Father Rodríguez called Plaza del Sol an “angel.”
“It is a lifesaving angel here in Corona,” he added. “People go there — any people, senior citizens, undocumented, youth, and children. And their arms are wide open to serve anybody with love, compassion, and care.”
“We opened with a team of 12 and with 36 patients,” Arteaga said. “Now we have 27,000 patients and a team of 120. I mean, when you think of that, not only did we change a block, we changed the ZIP code.”
Arteaga realized it was time to move on to another block.
“I went to a fundraiser,” she recalled, “and someone was speaking about inspirations and dreams. I realized that I stopped dreaming a little bit. And again, it was that extra push of like, ‘Helen, you’ve fixed this block already.
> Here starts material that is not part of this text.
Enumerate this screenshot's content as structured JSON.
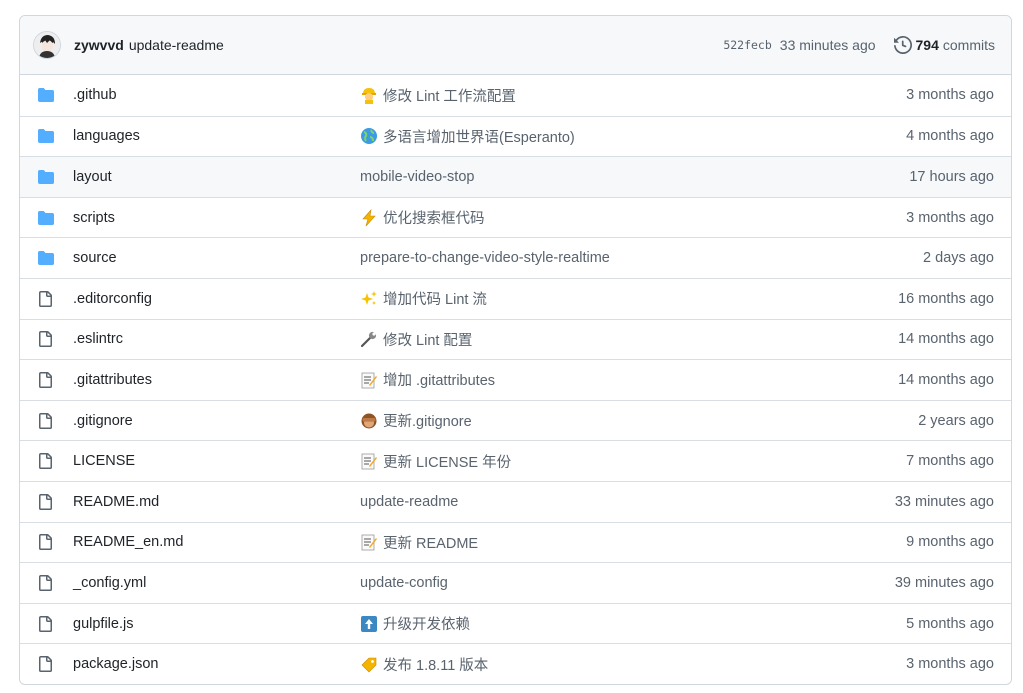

You need to go to the next block.’ ”
When the Elmhurst position opened, Arteaga applied and got the job.
“The cool thing about Elmhurst,” she said, “is that Elmhurst is Plaza del Sol, just bigger — times ten. Elmhurst hospital is my next block. It’s a very big block, but it’s an exciting block.”
But bigger blocks come with bigger problems.
For example, in the earliest days of the pandemic, Elmhurst was inundated with COVID-19 patients from the surrounding neighborhoods, including Corona.
As Queens became the epicenter of the pandemic, Elmhurst hospital was “the focal point of the nation,” according to Borough President Donovan Richards, Jr. He recalled unforgettable images of Elmhurst’s frontline workers, “as they worked day and night to keep Queens residents and their loved ones safe and strong.”
Richards added that Arteaga is the right person to lead Elmhurst.
“Helen is the exemplary public servant and healthcare hero Queens deserves to move Elmhurst forward,” he said. “The Office of Queens Borough President is here to support her and the entire team.”
Not on this path alone
Arteaga knows she will need help. She has targeted $30 million worth of capital improvements to help everyone, including the poor and undocumented.
“One thing you’ll notice about Elmhurst — it’s huge, but its infrastructure is old,” she said. “We have to renovate and redesign our emergency room, our ORs, our ICU units, our labor, and delivery.
“I want our patients to come here and feel that they’re walking into the best hospital that they can. Just because you’re poor doesn’t mean you have to go to a place that looks poor.”
Ultimately, Arteaga said she would rely on the Catholic faith she learned at Our Lady of Sorrows.
Sometimes, Arteaga said, she feels like saying, “Oh, I don’t think I can take a step more.”
But, she added, “My faith has come in and said, ‘Yes, you can. You can take one more step for your patients, for your community, for your family, and for yourself.’ It makes you feel you’re not on this path alone.
“And I also like to feel that God and my dad are hanging out, and they talk to me indirectly.”